Since the whole point of parser combinators is that they're recursive, so a group of characters is the same as one, I worked around it fairly easily by just defining an entity called 'astral character' which detects a high-surrogate followed by a low-surrogate. (in regex, actually; but it's okay to use regex for terminals).
That's quite neat, I think.
If you're already using Racket, that's great! I'm sure there's a much better library in there somewhere.
The Javascript parsing combinator libraries use that weird 'fluent API' thing (ie, chaining a bunch of object method calls together to construct an object which has the properties you want), which is a clever hack, and I understand it well enough, but probably Scheme would be much clearer and to the point.

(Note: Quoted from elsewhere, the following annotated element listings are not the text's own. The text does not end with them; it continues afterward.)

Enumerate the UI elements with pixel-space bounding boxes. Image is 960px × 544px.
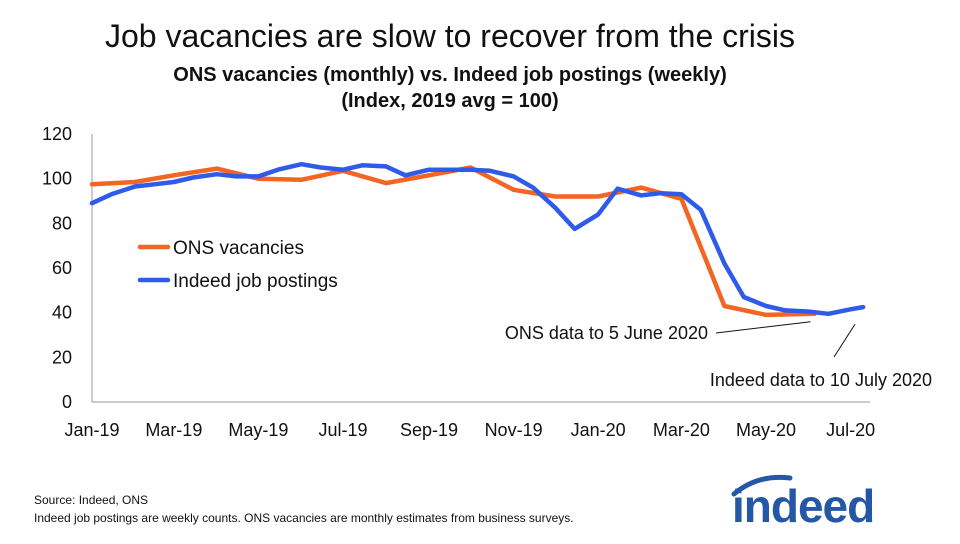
note-text: Indeed job postings are weekly counts. O… <box>34 511 574 525</box>
annotation-indeed-leader <box>833 323 856 358</box>
logo-wordmark: indeed <box>732 480 874 532</box>
x-tick-label: Mar-20 <box>653 420 710 440</box>
annotation-indeed: Indeed data to 10 July 2020 <box>710 370 932 390</box>
source-notes: Source: Indeed, ONS Indeed job postings … <box>34 491 574 527</box>
x-tick-label: May-20 <box>736 420 796 440</box>
annotations: ONS data to 5 June 2020 Indeed data to 10… <box>505 321 932 390</box>
x-tick-label: Jan-20 <box>571 420 626 440</box>
legend-label-1: Indeed job postings <box>173 271 338 292</box>
chart-subtitle: ONS vacancies (monthly) vs. Indeed job p… <box>0 62 900 114</box>
y-tick-label: 100 <box>42 169 72 189</box>
source-text: Source: Indeed, ONS <box>34 493 149 507</box>
x-tick-label: Jul-20 <box>826 420 875 440</box>
x-tick-label: Sep-19 <box>400 420 458 440</box>
legend: ONS vacancies Indeed job postings <box>137 238 338 292</box>
x-tick-label: Jul-19 <box>318 420 367 440</box>
indeed-logo: indeed <box>731 474 875 532</box>
y-axis: 0 20 40 60 80 100 120 <box>42 124 93 412</box>
y-tick-label: 0 <box>62 392 72 412</box>
x-axis: Jan-19 Mar-19 May-19 Jul-19 Sep-19 Nov-19 Jan-… <box>64 401 875 440</box>
y-tick-label: 60 <box>52 258 72 278</box>
annotation-ons: ONS data to 5 June 2020 <box>505 323 708 343</box>
x-tick-label: May-19 <box>228 420 288 440</box>
subtitle-line-1: ONS vacancies (monthly) vs. Indeed job p… <box>173 64 727 86</box>
annotation-ons-leader <box>715 321 811 334</box>
series-line-1 <box>89 161 866 317</box>
chart-title: Job vacancies are slow to recover from t… <box>104 18 796 54</box>
y-tick-label: 80 <box>52 213 72 233</box>
y-tick-label: 40 <box>52 303 72 323</box>
x-tick-label: Nov-19 <box>485 420 543 440</box>
series-layer <box>89 161 866 318</box>
y-tick-label: 20 <box>52 347 72 367</box>
logo-arc <box>731 474 793 497</box>
x-tick-label: Jan-19 <box>64 420 119 440</box>
x-tick-label: Mar-19 <box>145 420 202 440</box>
subtitle-line-2: (Index, 2019 avg = 100) <box>341 90 559 112</box>
y-tick-label: 120 <box>42 124 72 144</box>
legend-label-0: ONS vacancies <box>173 238 304 259</box>
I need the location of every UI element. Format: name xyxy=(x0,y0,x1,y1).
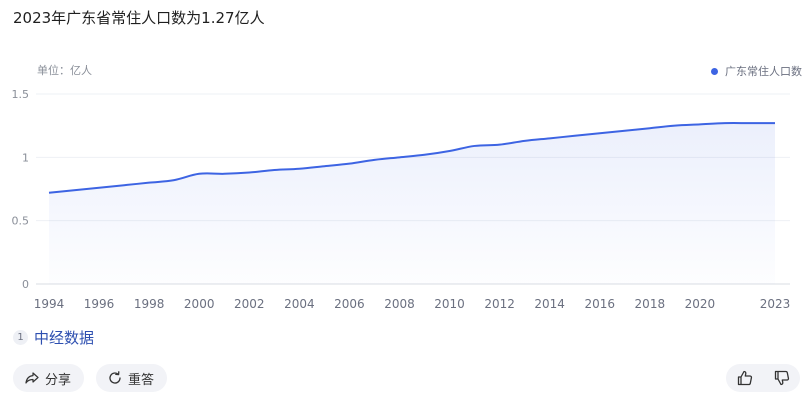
regenerate-button[interactable]: 重答 xyxy=(96,364,168,392)
x-tick-label: 1994 xyxy=(34,297,65,311)
headline: 2023年广东省常住人口数为1.27亿人 xyxy=(13,9,265,27)
share-icon xyxy=(25,372,39,384)
x-tick-label: 2008 xyxy=(384,297,415,311)
x-tick-label: 1996 xyxy=(84,297,115,311)
x-tick-label: 2014 xyxy=(534,297,565,311)
x-tick-label: 2002 xyxy=(234,297,265,311)
x-tick-label: 2010 xyxy=(434,297,465,311)
x-tick-label: 2018 xyxy=(635,297,666,311)
x-tick-label: 1998 xyxy=(134,297,165,311)
feedback-group xyxy=(726,364,800,392)
series-line xyxy=(48,122,775,194)
x-tick-label: 2023 xyxy=(760,297,791,311)
unit-label: 单位：亿人 xyxy=(37,64,92,77)
share-button[interactable]: 分享 xyxy=(13,364,85,392)
x-tick-label: 2012 xyxy=(484,297,515,311)
x-tick-label: 2004 xyxy=(284,297,315,311)
x-tick-label: 2006 xyxy=(334,297,365,311)
y-tick-label: 0.5 xyxy=(12,215,30,228)
y-tick-label: 1.5 xyxy=(12,88,30,101)
population-chart: 1994 1996 1998 2000 2002 2004 2006 2008 2010 2012… xyxy=(12,88,791,311)
regenerate-label: 重答 xyxy=(128,372,155,388)
y-tick-label: 1 xyxy=(22,151,29,164)
series-area xyxy=(49,123,775,284)
source-citation: 1 中经数据 xyxy=(13,327,94,348)
thumbs-down-icon xyxy=(774,370,789,386)
chart-legend[interactable]: 广东常住人口数 xyxy=(711,63,802,79)
source-link[interactable]: 中经数据 xyxy=(34,329,95,347)
refresh-icon xyxy=(109,371,121,384)
y-tick-label: 0 xyxy=(22,278,29,291)
legend-dot-icon xyxy=(711,67,718,75)
x-tick-label: 2020 xyxy=(685,297,716,311)
thumbs-up-icon xyxy=(737,370,752,386)
thumbs-down-button[interactable] xyxy=(773,369,791,387)
x-tick-label: 2000 xyxy=(184,297,215,311)
x-tick-label: 2016 xyxy=(584,297,615,311)
legend-label: 广东常住人口数 xyxy=(725,65,802,78)
source-index-badge: 1 xyxy=(13,330,28,345)
thumbs-up-button[interactable] xyxy=(736,369,754,387)
share-label: 分享 xyxy=(45,372,72,388)
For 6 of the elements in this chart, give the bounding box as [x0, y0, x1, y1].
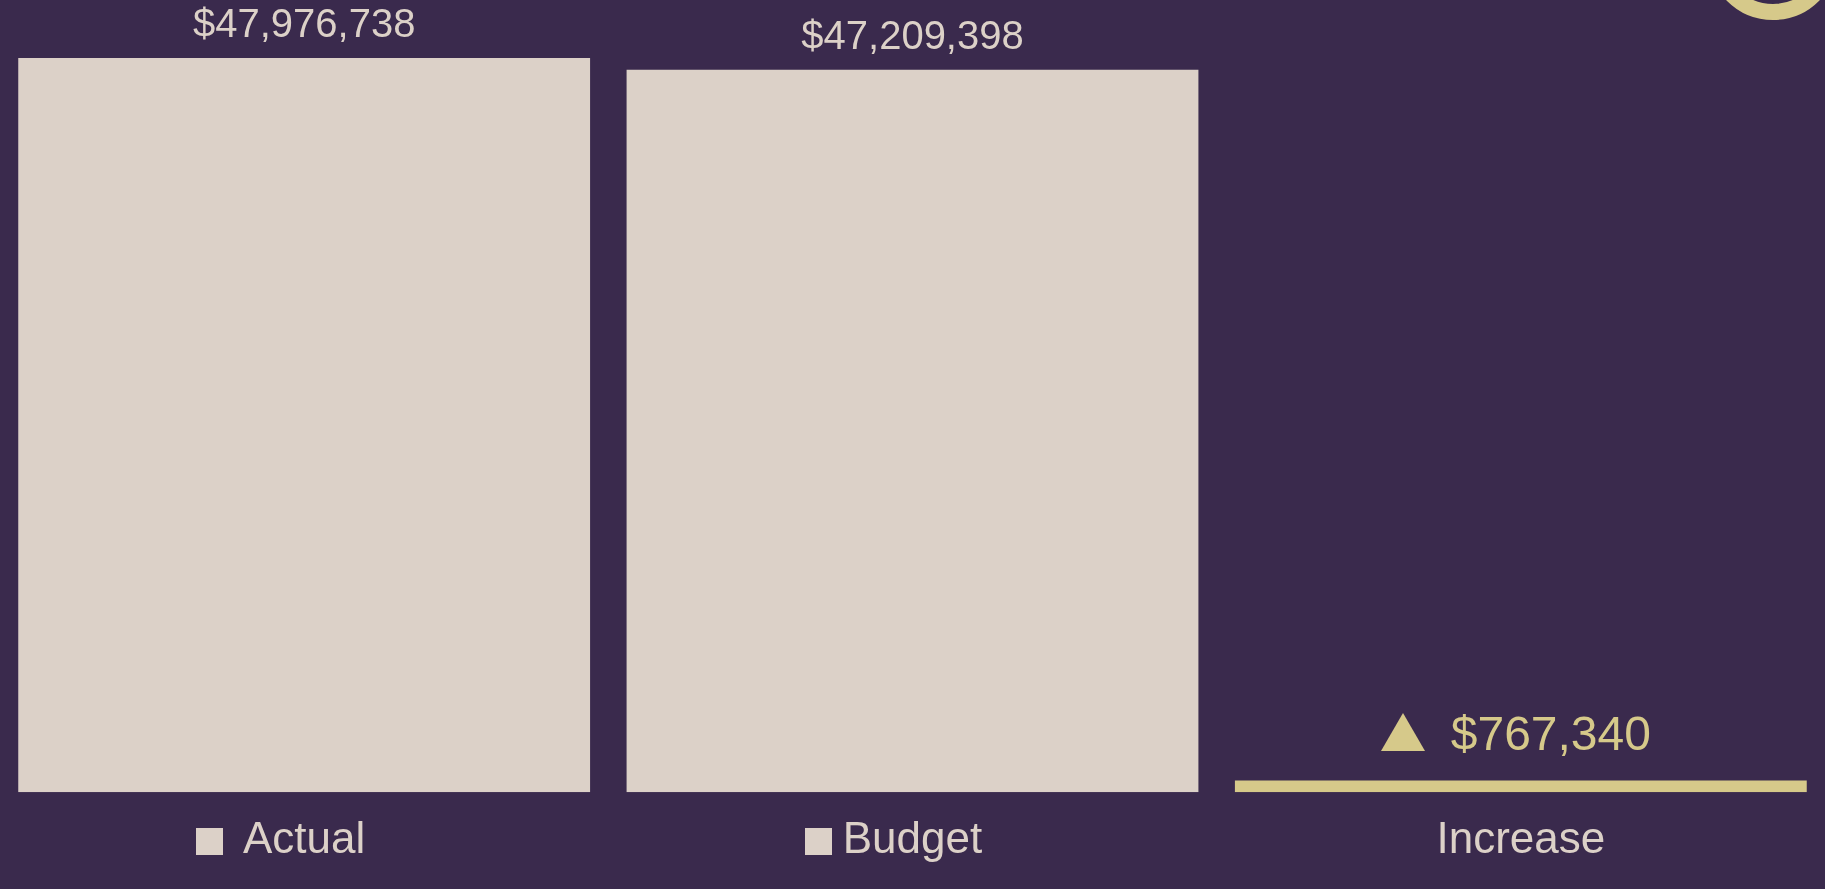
- data-label: $47,976,738: [192, 1, 416, 46]
- x-tick-label: Budget: [842, 812, 983, 862]
- x-tick-label: Increase: [1436, 812, 1606, 862]
- data-label: $767,340: [1450, 706, 1651, 760]
- x-tick-label: Actual: [243, 812, 366, 862]
- data-label: $47,209,398: [801, 12, 1024, 57]
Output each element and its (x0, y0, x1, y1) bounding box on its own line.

For me, I'm happy to find that Node.js basically hits my sweet spot for 'a sufficiently powerful desktop scripting language I can just pick up and start tooling around with data and banging the rocks together, interactively'.
Since what I'm looking at and trying to decipher is *literally* a foreign language, it helps having a programming language that's a bit familiar and easy to please.
A really dumb, but really useful thing of a prototype OO language like JS is that I can just easily shove all my variables into objects as little namespaces.
I don't care that they're 'not Proper Objects' and the language doesn't get in my way (like, eg, Ruby or Python) and insist that a Dictionary is not a Hash is not an Object, etc.
Ah, I guess now is when I have to learn how to construct surrogate pairs.